Niva (Grainfield in Russian), “an illustrated weekly journal of literature, politics and modern life was the most popular magazine of the late-nineteenth-century Russia. It was published from 1870 to 1918 in St.Petersburg. The journal was widely read by an audience that extended from primary schoolteachers, rural parish priests, and the urban middle class to the gentry. It contained large colored prints of art by famous Russian artists. It also had special children’s section as well as a section on Russian classical writers: Gogol, Lermontov, Goncharov, Dostoevsky, Chekhov and many others. By the early 20th century Niva had a circulation of over 200,000.”

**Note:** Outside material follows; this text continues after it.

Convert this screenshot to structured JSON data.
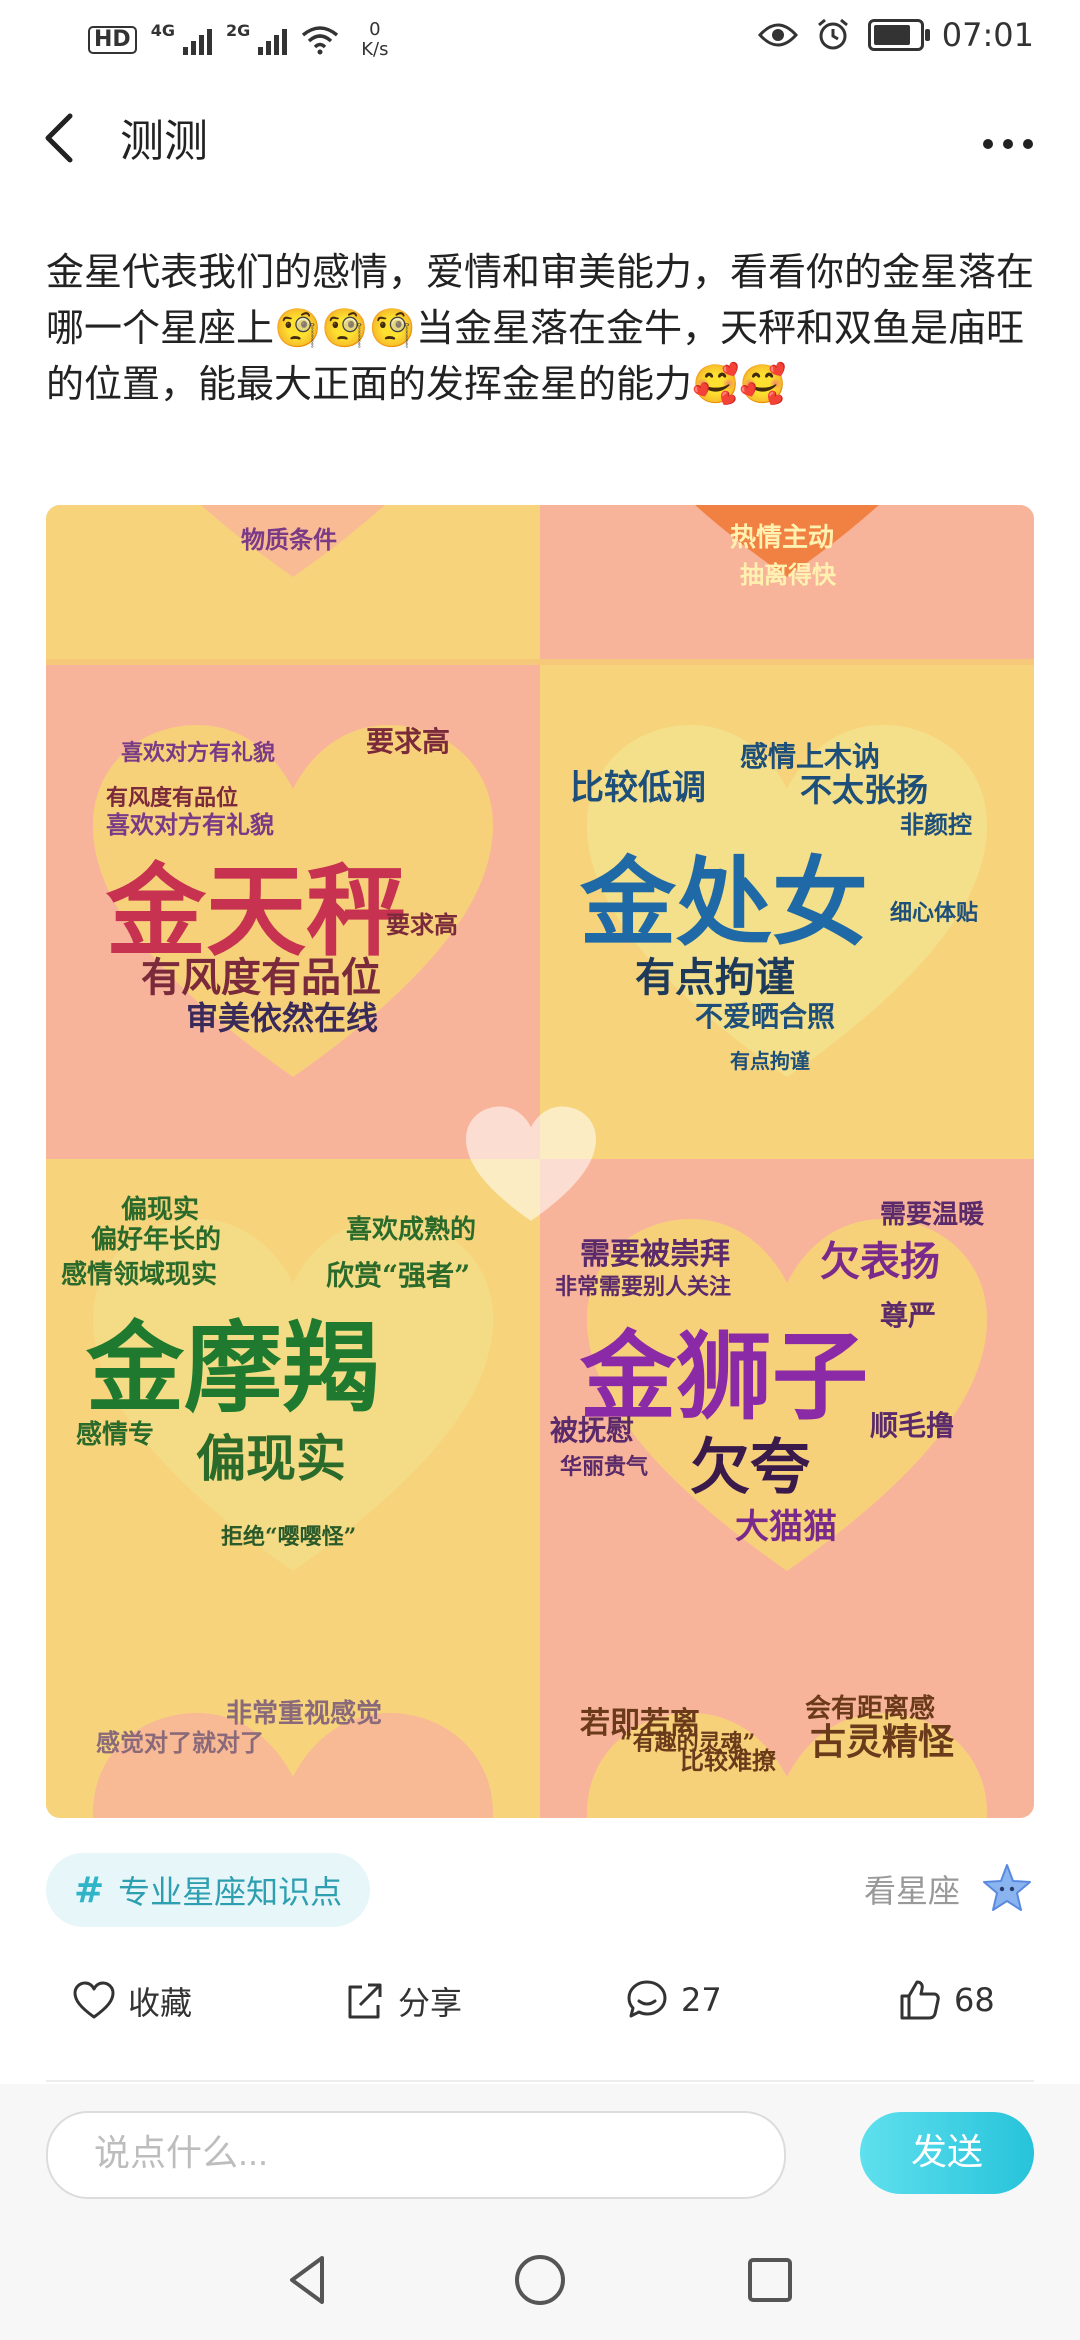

Founded by the avante-garde group the “Left Front of the Arts”, Levyi front iskusstv (Lef) was published from 1923-1925. “In total, there were 33 issues, but that short print run inspired entire movements and artists not only in Russia, but throughout the world. The magazine’s pages were truly the battleground where formal experimentation was defended while Socialist Realism ascended. The Soviet era was in its infancy, and people were energized for the possibilities of the future, and these publications reflected the energy of the times. The journals were a forum for intense debate, including manifestos, polemics and critical articles on photography, film, theater, architecture, and design. This is where Sergei Eisenstein’s “The Montage of Attractions,” Isaac Babel’s “Red cavalry,” Vladimir Mayakovsky’s “About This” were first published. Other contributors included Dziga Vertov, Viktor Shklovsky, Nikolai Aseev, Boris Kushner, Sergei Tret’iakov, and more. The journal also championed photography and film as the most suitable forms for postrevolutionary art. The renowned artist and photographer Alexander Rodchenko designed the covers of twenty-four issues of the journal. Many of his photos with multiple viewpoints, tilted horizons, disorienting perspectives, and abstracted forms served as an alternative model for realism, challenging the grand, monumental style that was dominating official Soviet art.”